Sean started a gymnastics program. He won’t let his brother or me come watch him yet. Only Daddy. He has a lesson every Friday for forty-five minutes. My husband told me he is good. It’s no surprise. Sean has some big deficits but on the flipside he has some great strengths. One is Sean’s agility, strength and power. He is small but he is mighty.
A year ago, I stumbled across gymnastics rings at Ikea. I bought them and had them installed in the basement ceiling. Sean loves the rings and plays on them daily. He is magical on them -- his muscles bubbling and his laughter echoing as he swings and climbs and knots his arms and legs together. -- a mini Cirque-de-Soleil performance. He spins through space, the basement air turning windy against his ears.
When my kids were small and the diagnosis “autism” was not part of our lexicon, I had let myself dream of what my boys might become -- what they would make of themselves. But after living more of this life, I have come to let go of those ideas and wonders. Because in the end, what we want most for our children, is to see them happy and peaceful.

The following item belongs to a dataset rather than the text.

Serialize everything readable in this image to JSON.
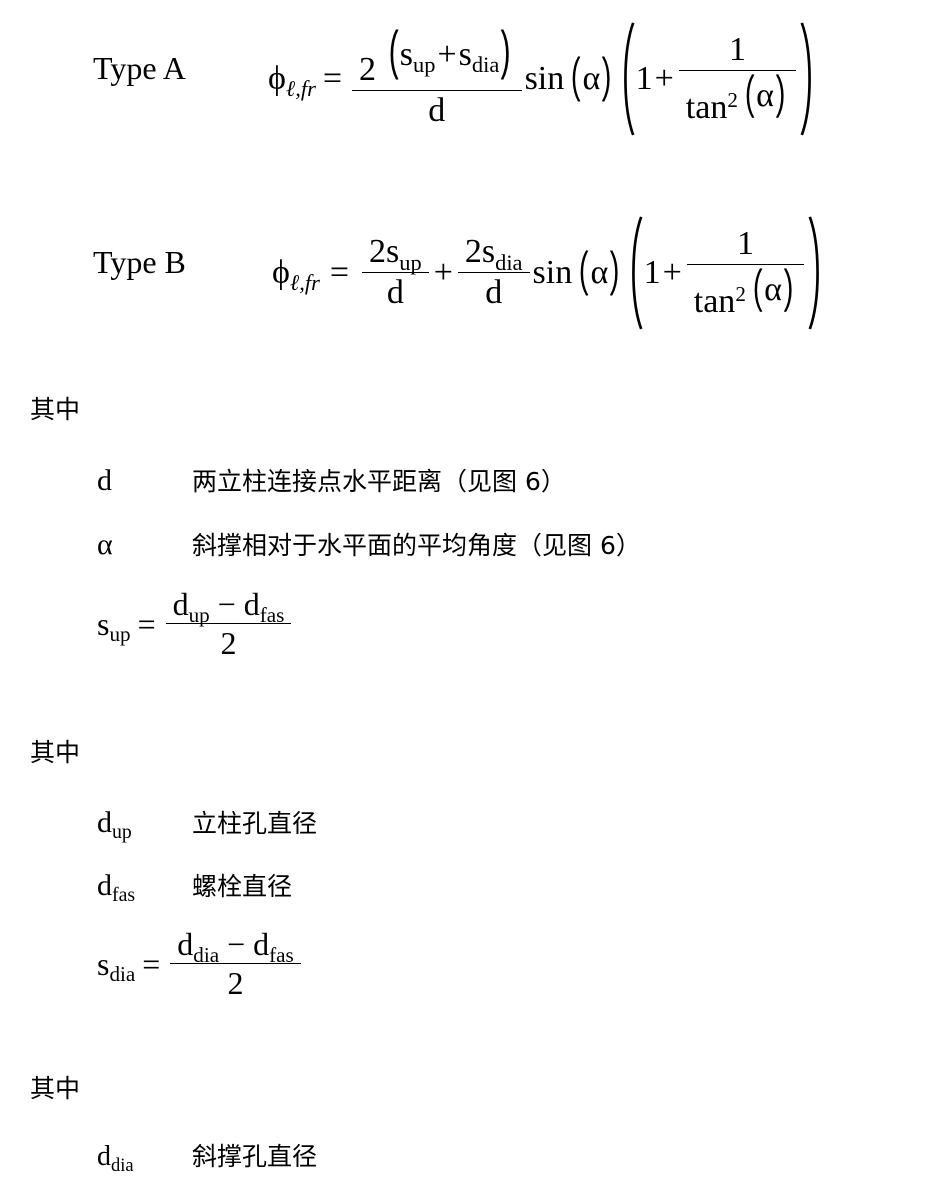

When I would observe Sean in occupational therapy or social skills groups I would watch him through eyes of a therapist -- clinical and observant. Is he being appropriate? Is he responding? Is he regulated? It was exhausting, really. Forty-five minutes of running and swinging and throwing bean bags and I’d be rushing through a checklists in my mind. Had I forgotten to see the little boy’s tender smile, his lips peel into laughter, his eyes shining with excitement or was I too busy looking for clinical and critical responses, forgetting that sometimes the most important thing we fail to notice is subtle delight glowing in our children’s faces.
Some days I just want to see my child content. That’s all. I don’t want to analyze or discuss or interpret. I just want to see him joyful and see it for what it is. Nothing further. I don’t want him to feel the pressure either -- to see me in the corner sitting in a folding chair, arms crossed and face edged in worry. I want him to know that he is loved for the boy he is -- not the boy that he is “supposed” to be or should have been “if not for the autism“. I want him the way he is, spinning in his rings, his delicate, pale eyelids shut tight, and his beautiful smile spreading softly like angel wings.
Sean has autism. It is not who he is. He is a boy first. My boy who works so incredibly hard to feel a part of this difficult world-- to somehow fit in. And hard work shouldn’t go unnoticed.